2004年に入信したのに、2003年入信だと勘違いしていた、たわけもんのブログです。

諸宗教の施設が集う、ベイルートのナジュム広場

2005年12月26日 17時26分20秒 | 中東ヘロヘロ紀行
ヒジュラ暦1426年ズー・ル・カアダ(11月)23日 ヤウム・ル・イスナイニ(月曜日)

ナジュム広場の中央あたり。ヨーロッパっぽい雰囲気が漂う。

 
 レバノンは、地中海とレバノン山脈に挟まれた平地が回廊のようになっており、ここを多くの民族が往来した(地図上の黄色い矢印参照)。
 かのアレクサンドロス大王もここを通っていった。


 それと同時に、山がちの地形は、迫害された宗教の信者たちが身を隠すには適した場所だった。
 その結果、レバノンにはさまざまな宗教が共存することとなった。


 そのレバノンは1975年から1990年まで内乱で荒廃した。レバノンに逃げ込んだパレスチナ人が、レバノンからイスラエルに向かって攻撃を加えたことがきっかけになったという。


 イスラエルはレバノンに報復攻撃をした。この攻撃に対し、レバノン国内のキリスト教徒は、イスラム教徒を非難した。「お前たちのせいだ!」
 こうして対外的にはイスラエルと戦いつつ、国内ではキリスト教徒とイスラム教徒が内乱を演じることとなった。


 結局、シリア軍の援助(介入?)もあって、長い争乱は終わったが、国は荒れた。そんな中、救世主として登場してきたのが、ラフィク・ハリリ率いる、大手ゼネコン、ソリダール社だった。


 ハリリはサウジアラビアで興した建設業で成功を収め、サウジアラビア国籍を取得していたが、レバノン内乱終了後、祖国に戻り、首相に就任。急ピッチでレバノンは復興していった。


 ベイルートの中心地、ナジュム広場(アラビア語で「星」の意味。フランス語でエトワール広場とも言う)には、宗教共存の願いを込めて多くの宗教施設が再建されていった。

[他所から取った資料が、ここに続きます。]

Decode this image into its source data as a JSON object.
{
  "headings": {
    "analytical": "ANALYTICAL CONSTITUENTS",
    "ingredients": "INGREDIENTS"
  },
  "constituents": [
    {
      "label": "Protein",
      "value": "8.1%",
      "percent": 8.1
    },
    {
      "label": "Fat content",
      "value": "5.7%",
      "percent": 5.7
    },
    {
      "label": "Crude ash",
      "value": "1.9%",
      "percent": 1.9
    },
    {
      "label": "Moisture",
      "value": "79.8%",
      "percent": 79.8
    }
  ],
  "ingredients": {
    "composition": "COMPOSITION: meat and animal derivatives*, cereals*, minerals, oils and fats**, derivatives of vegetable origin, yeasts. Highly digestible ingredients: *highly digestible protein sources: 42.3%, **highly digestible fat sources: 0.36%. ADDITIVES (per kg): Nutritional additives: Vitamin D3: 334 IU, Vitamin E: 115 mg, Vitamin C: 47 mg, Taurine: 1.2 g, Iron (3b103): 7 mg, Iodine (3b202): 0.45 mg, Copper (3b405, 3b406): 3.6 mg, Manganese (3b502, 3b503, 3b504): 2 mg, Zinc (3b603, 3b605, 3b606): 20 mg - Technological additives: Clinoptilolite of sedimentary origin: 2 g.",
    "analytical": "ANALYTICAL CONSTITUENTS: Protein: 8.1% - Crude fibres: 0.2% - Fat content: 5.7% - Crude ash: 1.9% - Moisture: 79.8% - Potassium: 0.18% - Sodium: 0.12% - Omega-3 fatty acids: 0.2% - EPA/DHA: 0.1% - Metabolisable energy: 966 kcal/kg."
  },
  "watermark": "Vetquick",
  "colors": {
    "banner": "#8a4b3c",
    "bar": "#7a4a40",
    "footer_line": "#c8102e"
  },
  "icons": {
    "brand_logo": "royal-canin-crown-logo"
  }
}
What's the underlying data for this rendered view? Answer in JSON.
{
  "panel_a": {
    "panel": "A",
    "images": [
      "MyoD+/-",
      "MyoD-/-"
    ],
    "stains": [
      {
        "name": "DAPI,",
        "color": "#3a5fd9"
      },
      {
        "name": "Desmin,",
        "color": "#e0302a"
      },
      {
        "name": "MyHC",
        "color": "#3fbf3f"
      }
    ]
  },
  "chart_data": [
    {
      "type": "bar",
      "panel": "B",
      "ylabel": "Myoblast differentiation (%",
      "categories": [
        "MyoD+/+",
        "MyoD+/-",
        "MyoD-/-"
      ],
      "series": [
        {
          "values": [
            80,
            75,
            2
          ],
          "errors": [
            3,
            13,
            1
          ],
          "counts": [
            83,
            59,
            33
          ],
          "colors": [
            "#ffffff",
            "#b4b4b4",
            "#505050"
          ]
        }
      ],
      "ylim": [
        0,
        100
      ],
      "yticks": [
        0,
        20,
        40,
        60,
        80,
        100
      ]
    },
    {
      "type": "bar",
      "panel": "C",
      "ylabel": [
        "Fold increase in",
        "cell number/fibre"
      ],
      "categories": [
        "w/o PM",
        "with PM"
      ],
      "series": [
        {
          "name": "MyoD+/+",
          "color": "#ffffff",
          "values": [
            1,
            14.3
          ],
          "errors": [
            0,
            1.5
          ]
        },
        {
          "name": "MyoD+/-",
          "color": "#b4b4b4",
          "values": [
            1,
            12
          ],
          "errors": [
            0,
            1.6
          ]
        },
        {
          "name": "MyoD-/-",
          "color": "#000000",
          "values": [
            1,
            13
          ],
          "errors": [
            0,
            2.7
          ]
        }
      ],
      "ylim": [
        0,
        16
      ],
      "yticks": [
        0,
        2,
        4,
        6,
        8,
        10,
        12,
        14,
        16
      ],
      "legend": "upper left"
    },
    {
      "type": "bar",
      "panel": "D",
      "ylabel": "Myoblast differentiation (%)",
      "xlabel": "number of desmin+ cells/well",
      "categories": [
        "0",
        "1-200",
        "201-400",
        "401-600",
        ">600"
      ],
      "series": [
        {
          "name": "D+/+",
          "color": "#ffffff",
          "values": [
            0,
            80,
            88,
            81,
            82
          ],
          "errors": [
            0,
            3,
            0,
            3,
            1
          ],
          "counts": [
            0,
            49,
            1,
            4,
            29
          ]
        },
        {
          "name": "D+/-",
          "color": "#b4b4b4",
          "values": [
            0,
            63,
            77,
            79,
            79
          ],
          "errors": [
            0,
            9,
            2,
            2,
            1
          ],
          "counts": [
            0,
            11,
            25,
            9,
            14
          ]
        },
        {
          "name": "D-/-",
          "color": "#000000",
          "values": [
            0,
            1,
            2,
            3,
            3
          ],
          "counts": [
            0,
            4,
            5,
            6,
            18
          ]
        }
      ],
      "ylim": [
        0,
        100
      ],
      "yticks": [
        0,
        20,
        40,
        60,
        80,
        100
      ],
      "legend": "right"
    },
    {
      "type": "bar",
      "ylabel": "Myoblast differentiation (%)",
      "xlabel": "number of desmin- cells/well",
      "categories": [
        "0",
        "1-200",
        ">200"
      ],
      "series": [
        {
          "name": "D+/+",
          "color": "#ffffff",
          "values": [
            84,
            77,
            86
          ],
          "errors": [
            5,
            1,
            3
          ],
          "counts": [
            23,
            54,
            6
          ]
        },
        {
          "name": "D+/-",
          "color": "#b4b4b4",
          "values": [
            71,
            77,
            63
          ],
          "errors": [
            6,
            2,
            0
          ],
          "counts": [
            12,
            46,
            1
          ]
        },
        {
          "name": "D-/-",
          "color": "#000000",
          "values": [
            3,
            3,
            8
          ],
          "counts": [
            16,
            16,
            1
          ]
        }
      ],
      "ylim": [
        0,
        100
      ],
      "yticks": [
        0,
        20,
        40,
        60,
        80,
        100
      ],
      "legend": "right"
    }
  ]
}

 残念ながら2005年2月14日、ハリリ首相は暗殺された(詳細は次回)。しかし、この広場が宗教共存のシンボルとなることを、そして平和のシンボルとなることをレバノンの人々は願っている。
古代遺跡も混在。ローマ公衆浴場跡。ギリシアカトリックの聖エリアス教会。
アル・アミン・モスクとキリスト教マロン派の聖ジョージ教会が並ぶ。ギリシア正教の聖ゲオルギオス教会。




 ギリシア正教の聖ゲオルギオス教会の内部。内乱で銃弾の穴だらけになった壁画が修復されていた。

 
 ただし、イエス(イーサー。彼の上に平安あれ)の絵だけは、わざと銃弾の痕跡を残したままにしてある。(左の写真では入り口のすぐ左の人物。右の写真は拡大)


 人類の罪を贖うために犠牲になったという、キリスト教の教義に、銃弾を受けたイエスの姿をだぶらせている。


 アル・アミン・モスクの近くには、アルメニアカトリックの聖テリウ教会もあった。